The F Word: Disability
Feminism and disability rights are both about questioning social norms and removing obstacles to equal access. They look at social constructions of the body, identity and public space. What does ‘normal’ look like – and is there such a thing, or have we subconsciously agreed on an ideal that doesn’t actually fit the majority? To what extent should individuals change to fit with society, and in what ways should society itself evolve to meet different needs? What does an inclusive society look like?
We look at how feminist analysis has helped illuminate some of the social institutions and cultural obstacles that impede the rights of people with a disability, just as disability activism has informed feminism. And we find out how feminists with a disability express their identities, fight for their rights, and envisage a society that works for us all.
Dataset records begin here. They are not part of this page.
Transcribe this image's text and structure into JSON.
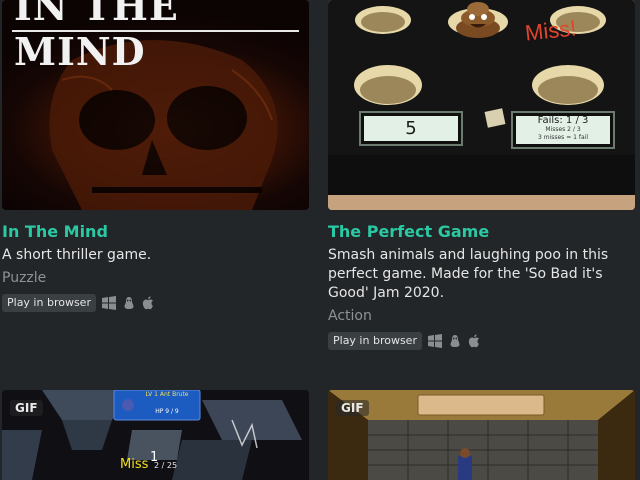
{
  "games": [
    {
      "title": "In The Mind",
      "description": "A short thriller game.",
      "genre": "Puzzle",
      "play_label": "Play in browser",
      "thumb_text": "IN THE MIND",
      "platforms": [
        "windows-icon",
        "linux-icon",
        "apple-icon"
      ]
    },
    {
      "title": "The Perfect Game",
      "description": "Smash animals and laughing poo in this perfect game. Made for the 'So Bad it's Good' Jam 2020.",
      "genre": "Action",
      "play_label": "Play in browser",
      "thumb": {
        "miss_text": "Miss!",
        "score_value": "5",
        "fails_text": "Fails: 1 / 3",
        "misses_text": "Misses 2 / 3",
        "rule_text": "3 misses = 1 fail"
      },
      "platforms": [
        "windows-icon",
        "linux-icon",
        "apple-icon"
      ]
    },
    {
      "gif_label": "GIF",
      "thumb": {
        "enemy_name": "LV 1 Ant Brute",
        "enemy_hp": "HP 9 / 9",
        "miss_text": "Miss",
        "damage_text": "1",
        "hp_small": "2 / 25"
      }
    },
    {
      "gif_label": "GIF"
    }
  ],
  "colors": {
    "background": "#222628",
    "title_accent": "#2bc8a4"
  }
}
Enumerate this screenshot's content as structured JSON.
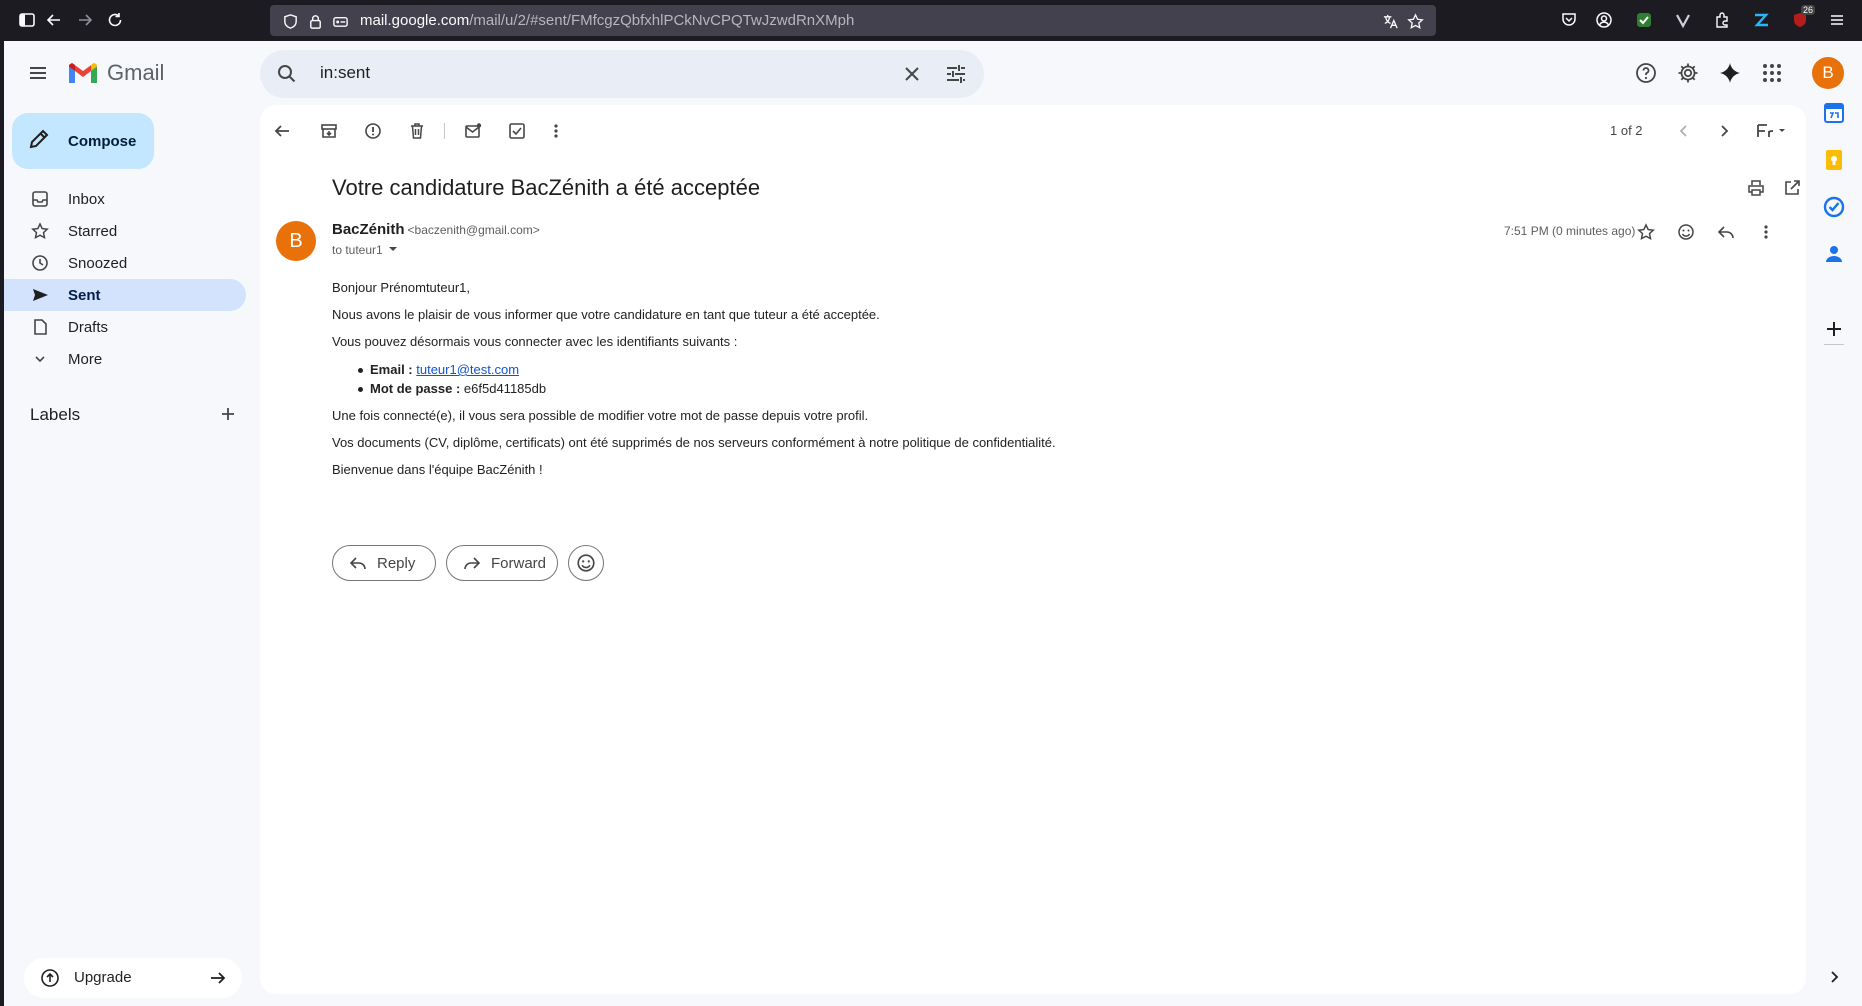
{
  "browser": {
    "url_host": "mail.google.com",
    "url_path": "/mail/u/2/#sent/FMfcgzQbfxhlPCkNvCPQTwJzwdRnXMph",
    "badge_count": "26"
  },
  "header": {
    "brand": "Gmail",
    "search_value": "in:sent",
    "avatar_letter": "B"
  },
  "sidebar": {
    "compose_label": "Compose",
    "items": [
      {
        "label": "Inbox",
        "icon": "inbox-icon"
      },
      {
        "label": "Starred",
        "icon": "star-icon"
      },
      {
        "label": "Snoozed",
        "icon": "clock-icon"
      },
      {
        "label": "Sent",
        "icon": "send-icon",
        "active": true
      },
      {
        "label": "Drafts",
        "icon": "draft-icon"
      },
      {
        "label": "More",
        "icon": "chevron-down-icon"
      }
    ],
    "labels_title": "Labels",
    "upgrade_label": "Upgrade"
  },
  "toolbar": {
    "pager": "1 of 2"
  },
  "message": {
    "subject": "Votre candidature BacZénith a été acceptée",
    "sender_name": "BacZénith",
    "sender_email": "<baczenith@gmail.com>",
    "recipient": "to tuteur1",
    "avatar_letter": "B",
    "time": "7:51 PM (0 minutes ago)",
    "greeting": "Bonjour Prénomtuteur1,",
    "para1": "Nous avons le plaisir de vous informer que votre candidature en tant que tuteur a été acceptée.",
    "para2": "Vous pouvez désormais vous connecter avec les identifiants suivants :",
    "credentials": {
      "email_label": "Email :",
      "email_value": "tuteur1@test.com",
      "password_label": "Mot de passe :",
      "password_value": "e6f5d41185db"
    },
    "para3": "Une fois connecté(e), il vous sera possible de modifier votre mot de passe depuis votre profil.",
    "para4": "Vos documents (CV, diplôme, certificats) ont été supprimés de nos serveurs conformément à notre politique de confidentialité.",
    "closing": "Bienvenue dans l'équipe BacZénith !"
  },
  "actions": {
    "reply_label": "Reply",
    "forward_label": "Forward"
  },
  "colors": {
    "accent_compose": "#c2e7ff",
    "active_nav": "#d3e3fd",
    "avatar": "#e8710a",
    "link": "#1155cc"
  }
}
This discussion is Auslan interpreted and captioned.
Maxine Beneba Clarke is the author of six books, including the ABIA and Indie award-winning short fiction collection Foreign Soil (2014), and the critically acclaimed memoir The Hate Race (2016), which is currently being adapted for the Australian stage. Her poetry collection Carrying The World won the 2017 Victorian Premier's Literary Award for Poetry.
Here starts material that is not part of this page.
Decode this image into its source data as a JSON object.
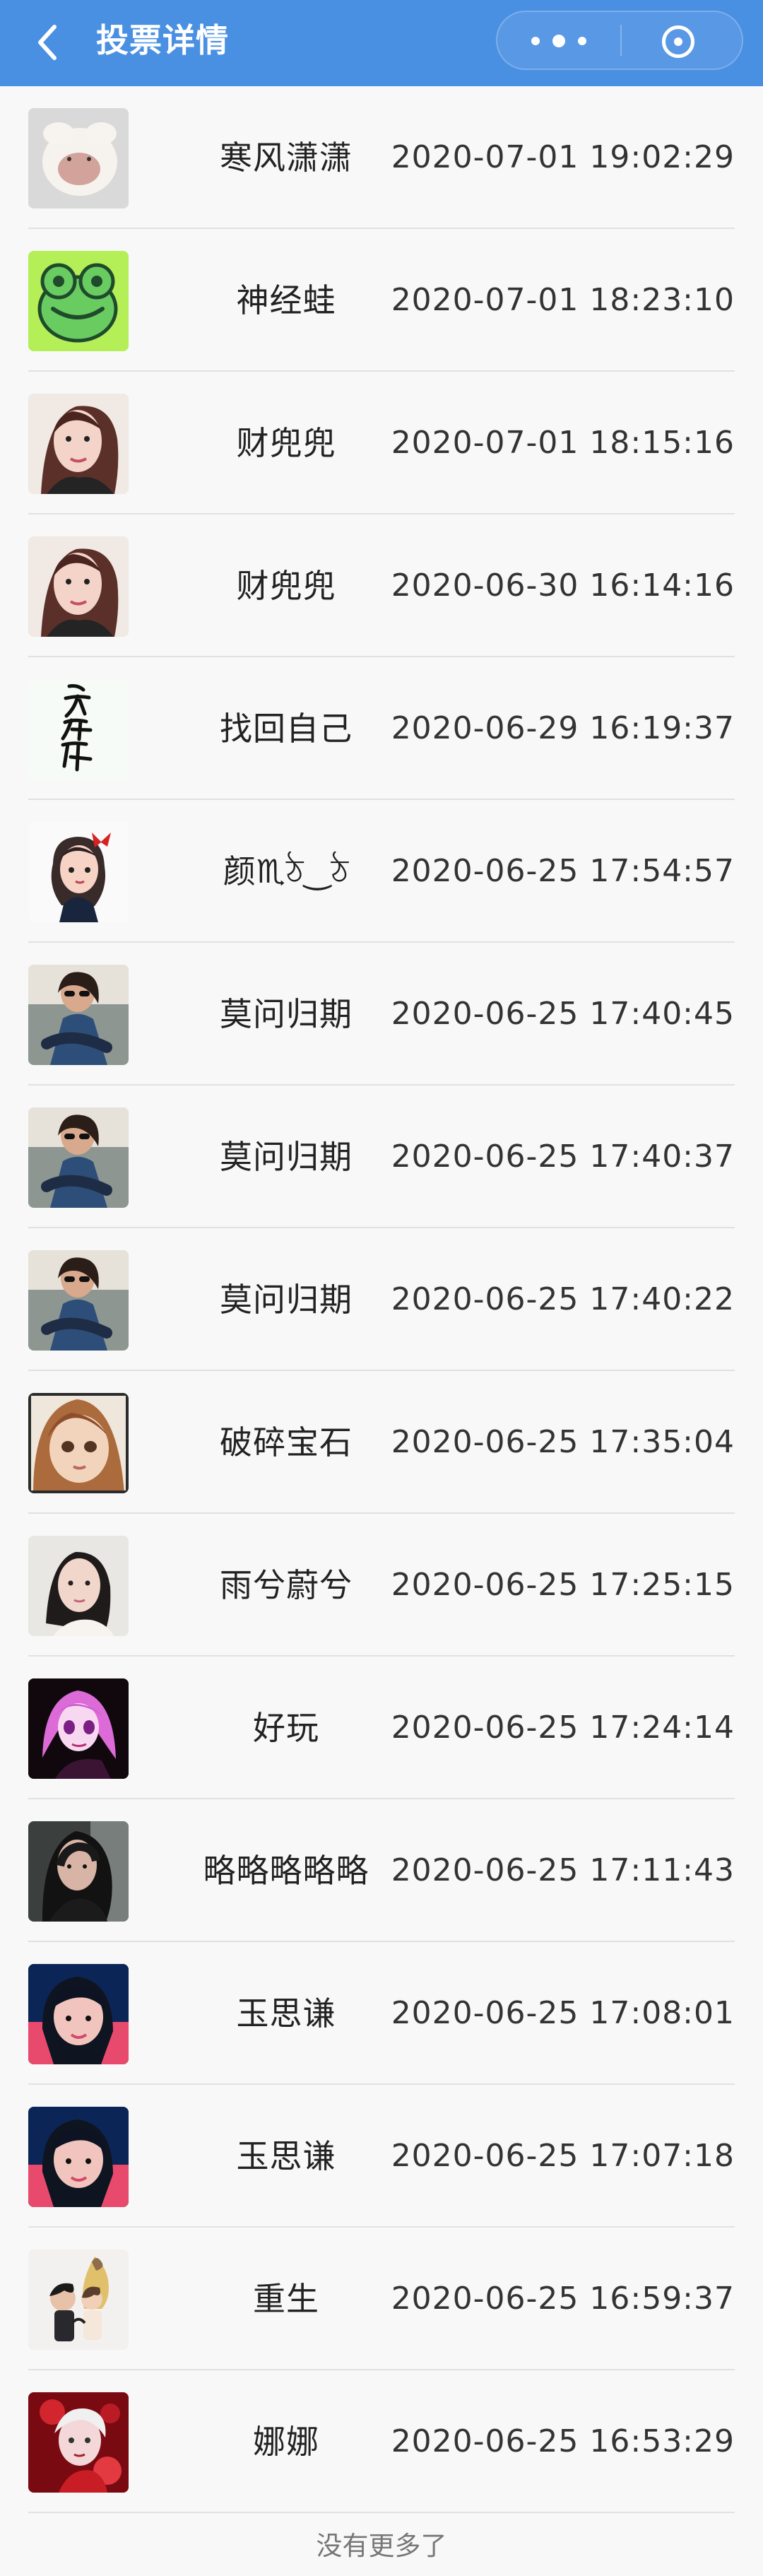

Jax Jacki Brown is a disability and LGBTIQ rights activist, writer and educator. Jax is a producer of Quippings: Disability Unleashed, a performance troupe which stages entertaining and provocative work by people with disabilities. Jax has a passion for intersectional equality and is eternally hopeful that a fair and just world is possible!
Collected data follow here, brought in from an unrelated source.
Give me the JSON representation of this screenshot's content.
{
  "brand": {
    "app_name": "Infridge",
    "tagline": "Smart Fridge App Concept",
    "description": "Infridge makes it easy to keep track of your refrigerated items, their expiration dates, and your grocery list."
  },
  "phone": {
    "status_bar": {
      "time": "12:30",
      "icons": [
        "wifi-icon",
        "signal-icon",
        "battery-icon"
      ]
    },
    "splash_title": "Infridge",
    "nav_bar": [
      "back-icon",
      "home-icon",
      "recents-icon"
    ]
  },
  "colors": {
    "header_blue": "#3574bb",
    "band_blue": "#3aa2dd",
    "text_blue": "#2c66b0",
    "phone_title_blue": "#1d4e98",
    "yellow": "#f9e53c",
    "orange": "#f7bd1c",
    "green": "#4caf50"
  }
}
Naomi Chainey is a freelance writer and filmmaker with a focus on feminism and disability rights. She has a degree in media studies.
Jessica Knight is a writer, performer and comedian based in Melbourne. She has appeared in The Emerging Writers Festival, Red Dirt Poetry Festival. Her writing has appeared in Meanjin and Scum Mag. Jessica is a 2018 recipient of a Creative Victoria grant that will help fund her one woman show, Mormon Girl, about growing up Mormon and how she disentangled herself from that belief system to became the unapologetic feminist she is today. Jess won this November's MOTH story slam by telling a five minute version of her Mormon Girl show.
Kath Duncan is a 50-something writer, activist and raconteur with many decades of feminist and disability pride under her belt. Kath works in social media, and has a background in journalism and teaching communications.